Some issues with the brute-force flooding idea:

• Doesn’t scale well with huge networks
• Since packets are duplicated, the number of packets sent grows exponentially if the branching factor is greater than 1
• Packets can be dropped on unreliable networks
• Can’t guarantee that individual routers will agree on best paths (see convergence section)

Some solutions:

• Each router stores a sequence number, and puts it into their packets. If the info packet has a lower sequence number than the current revision, it’s already been seen and is ignored. If it’s greater, remember the sequence number and send the flood update to neighbors.
• Periodically resend floods to guarantee reliability

Some calculations in link-state management take time, and in that time the state can change, causing divergence between routers.
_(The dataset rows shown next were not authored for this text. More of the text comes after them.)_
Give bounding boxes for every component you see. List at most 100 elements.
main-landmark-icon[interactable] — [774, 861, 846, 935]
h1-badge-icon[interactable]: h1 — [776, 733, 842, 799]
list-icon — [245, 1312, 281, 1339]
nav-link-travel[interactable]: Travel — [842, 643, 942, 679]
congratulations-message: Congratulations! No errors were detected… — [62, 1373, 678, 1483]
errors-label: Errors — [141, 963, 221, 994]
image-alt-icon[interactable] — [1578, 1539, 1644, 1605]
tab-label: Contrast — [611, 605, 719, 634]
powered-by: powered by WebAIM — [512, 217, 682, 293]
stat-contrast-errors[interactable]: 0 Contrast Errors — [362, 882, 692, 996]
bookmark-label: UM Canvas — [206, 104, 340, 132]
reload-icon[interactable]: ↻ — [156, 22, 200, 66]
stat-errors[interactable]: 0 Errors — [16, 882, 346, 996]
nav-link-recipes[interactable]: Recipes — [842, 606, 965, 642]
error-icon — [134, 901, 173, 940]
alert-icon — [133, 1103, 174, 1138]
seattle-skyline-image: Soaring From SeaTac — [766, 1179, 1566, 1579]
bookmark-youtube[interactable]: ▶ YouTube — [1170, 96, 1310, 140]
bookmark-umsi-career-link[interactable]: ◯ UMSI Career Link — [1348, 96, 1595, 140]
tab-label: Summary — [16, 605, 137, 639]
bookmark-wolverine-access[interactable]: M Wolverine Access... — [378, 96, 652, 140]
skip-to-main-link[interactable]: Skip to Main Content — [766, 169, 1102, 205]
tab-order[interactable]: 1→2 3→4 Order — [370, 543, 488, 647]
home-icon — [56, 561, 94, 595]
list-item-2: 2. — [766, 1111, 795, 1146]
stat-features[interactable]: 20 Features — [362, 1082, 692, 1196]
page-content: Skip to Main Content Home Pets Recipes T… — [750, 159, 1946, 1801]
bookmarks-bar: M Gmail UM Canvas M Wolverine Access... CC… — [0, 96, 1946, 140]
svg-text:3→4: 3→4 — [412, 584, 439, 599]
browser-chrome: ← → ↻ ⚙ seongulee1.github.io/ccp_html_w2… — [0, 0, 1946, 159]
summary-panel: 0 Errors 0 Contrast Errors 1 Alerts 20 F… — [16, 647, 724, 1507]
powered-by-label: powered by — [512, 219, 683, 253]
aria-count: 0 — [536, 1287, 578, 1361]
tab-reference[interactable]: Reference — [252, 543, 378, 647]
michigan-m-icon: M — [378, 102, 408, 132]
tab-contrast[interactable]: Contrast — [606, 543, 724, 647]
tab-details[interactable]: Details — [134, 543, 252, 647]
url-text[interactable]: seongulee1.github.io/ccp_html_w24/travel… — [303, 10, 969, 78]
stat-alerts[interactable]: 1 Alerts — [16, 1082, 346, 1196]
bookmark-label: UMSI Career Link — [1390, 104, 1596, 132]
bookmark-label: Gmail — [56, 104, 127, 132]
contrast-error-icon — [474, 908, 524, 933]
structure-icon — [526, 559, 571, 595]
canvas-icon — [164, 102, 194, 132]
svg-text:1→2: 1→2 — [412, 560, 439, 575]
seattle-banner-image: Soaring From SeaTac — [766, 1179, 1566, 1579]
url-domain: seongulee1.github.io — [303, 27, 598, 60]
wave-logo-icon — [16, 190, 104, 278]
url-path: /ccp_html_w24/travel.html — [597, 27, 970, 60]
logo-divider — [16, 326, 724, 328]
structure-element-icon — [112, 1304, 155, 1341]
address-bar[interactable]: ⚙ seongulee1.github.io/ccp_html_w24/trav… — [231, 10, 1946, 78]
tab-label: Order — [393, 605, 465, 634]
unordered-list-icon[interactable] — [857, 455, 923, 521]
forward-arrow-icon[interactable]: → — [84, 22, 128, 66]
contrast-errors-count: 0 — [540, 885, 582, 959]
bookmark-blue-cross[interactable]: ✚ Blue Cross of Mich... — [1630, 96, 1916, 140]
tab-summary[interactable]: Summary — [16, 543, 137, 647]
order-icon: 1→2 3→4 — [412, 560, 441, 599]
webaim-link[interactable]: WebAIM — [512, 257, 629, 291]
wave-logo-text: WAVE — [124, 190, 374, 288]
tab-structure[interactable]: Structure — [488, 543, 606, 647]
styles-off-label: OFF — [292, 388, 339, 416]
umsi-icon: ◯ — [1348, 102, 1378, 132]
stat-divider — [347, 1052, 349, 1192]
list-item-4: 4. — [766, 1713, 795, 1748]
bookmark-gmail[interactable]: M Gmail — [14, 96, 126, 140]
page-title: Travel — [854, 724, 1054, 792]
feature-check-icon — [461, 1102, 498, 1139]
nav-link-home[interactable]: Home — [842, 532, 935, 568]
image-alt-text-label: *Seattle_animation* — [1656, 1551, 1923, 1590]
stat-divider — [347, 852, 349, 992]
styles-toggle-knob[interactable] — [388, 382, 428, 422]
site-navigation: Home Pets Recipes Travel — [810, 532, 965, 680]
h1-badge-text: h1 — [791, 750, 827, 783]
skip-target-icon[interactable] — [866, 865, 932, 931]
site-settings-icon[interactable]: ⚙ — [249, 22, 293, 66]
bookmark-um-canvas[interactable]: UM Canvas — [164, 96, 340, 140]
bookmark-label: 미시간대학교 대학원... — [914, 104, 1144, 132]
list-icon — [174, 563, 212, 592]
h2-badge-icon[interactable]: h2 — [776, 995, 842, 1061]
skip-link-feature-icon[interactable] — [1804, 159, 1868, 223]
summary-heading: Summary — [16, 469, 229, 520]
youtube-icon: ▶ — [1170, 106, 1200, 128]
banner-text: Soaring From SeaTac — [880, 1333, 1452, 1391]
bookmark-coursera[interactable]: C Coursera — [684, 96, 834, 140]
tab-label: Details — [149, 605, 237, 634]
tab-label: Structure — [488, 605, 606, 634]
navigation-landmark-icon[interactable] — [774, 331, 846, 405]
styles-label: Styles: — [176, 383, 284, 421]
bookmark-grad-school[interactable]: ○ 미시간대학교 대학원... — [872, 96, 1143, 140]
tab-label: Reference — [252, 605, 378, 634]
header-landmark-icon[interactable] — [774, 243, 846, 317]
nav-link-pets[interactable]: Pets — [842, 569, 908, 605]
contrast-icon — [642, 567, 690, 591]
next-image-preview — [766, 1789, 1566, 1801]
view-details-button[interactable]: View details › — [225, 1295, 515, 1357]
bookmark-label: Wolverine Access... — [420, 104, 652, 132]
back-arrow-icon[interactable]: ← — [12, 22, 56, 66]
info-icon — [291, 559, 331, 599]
Failure not detected: packets are sent to a dead link Failure detected but not recomputed: can create dead ends Failure detected but not globally notified: can create loops State changes: packets in transit can get stuck if their destination link goes down

## Spanning Tree Protocol #

### Learning Switches #

• Unlike Distance-Vector and Link-State protocols, which have static local table states, tables are filled in opportunistically using data packets.
• This means that instead of dropping packets to unknown destinations, send the packet to all possible destinations (i.e. flood it).
• Also flood when the recorded nextHop is the same as the message’s sender (avoid loops).
• Static routes also need to be learned, so on the initial send typically all of the routers will need to be pinged.
• Eventually, one of the packets will reach the destination, and information can then be sent backwards so that all routers in the path can learn about the host.
• Doesn’t work when network has loops

### From Learning Switches to Spanning Tree #

In order to address the issue that learning switches don’t work when the network has cycles, we can use the spanning tree protocol: the main idea being that we disable routes until we create a spanning tree of the entire network.

STP is only used in local (layer 2) networks, where bandwidth is generally not a concern and the number of nodes is relatively small, allowing for packet flooding.

Since flooding can find hosts, no static routes are needed anymore.

Step 1: find least cost paths from every switch to the root

Introduction:

• This is basically the Distance-Vector protocol with a single table entry where that entry is the destination, or the switch at the root of the tree.
• Every switch has a unique orderable ID.
• Our goal is to first find the root (lowest ID), then find the best path to the root (lowest cost). Algorithm:
• All switches begin by thinking they are the root.
• On receiving a route message from a neighbor:
• If it’s larger, ignore it.
• If it is the same as stored, use normal D-V update rules to minimize the distance, breaking ties by preferring the next hop with the smallest ID.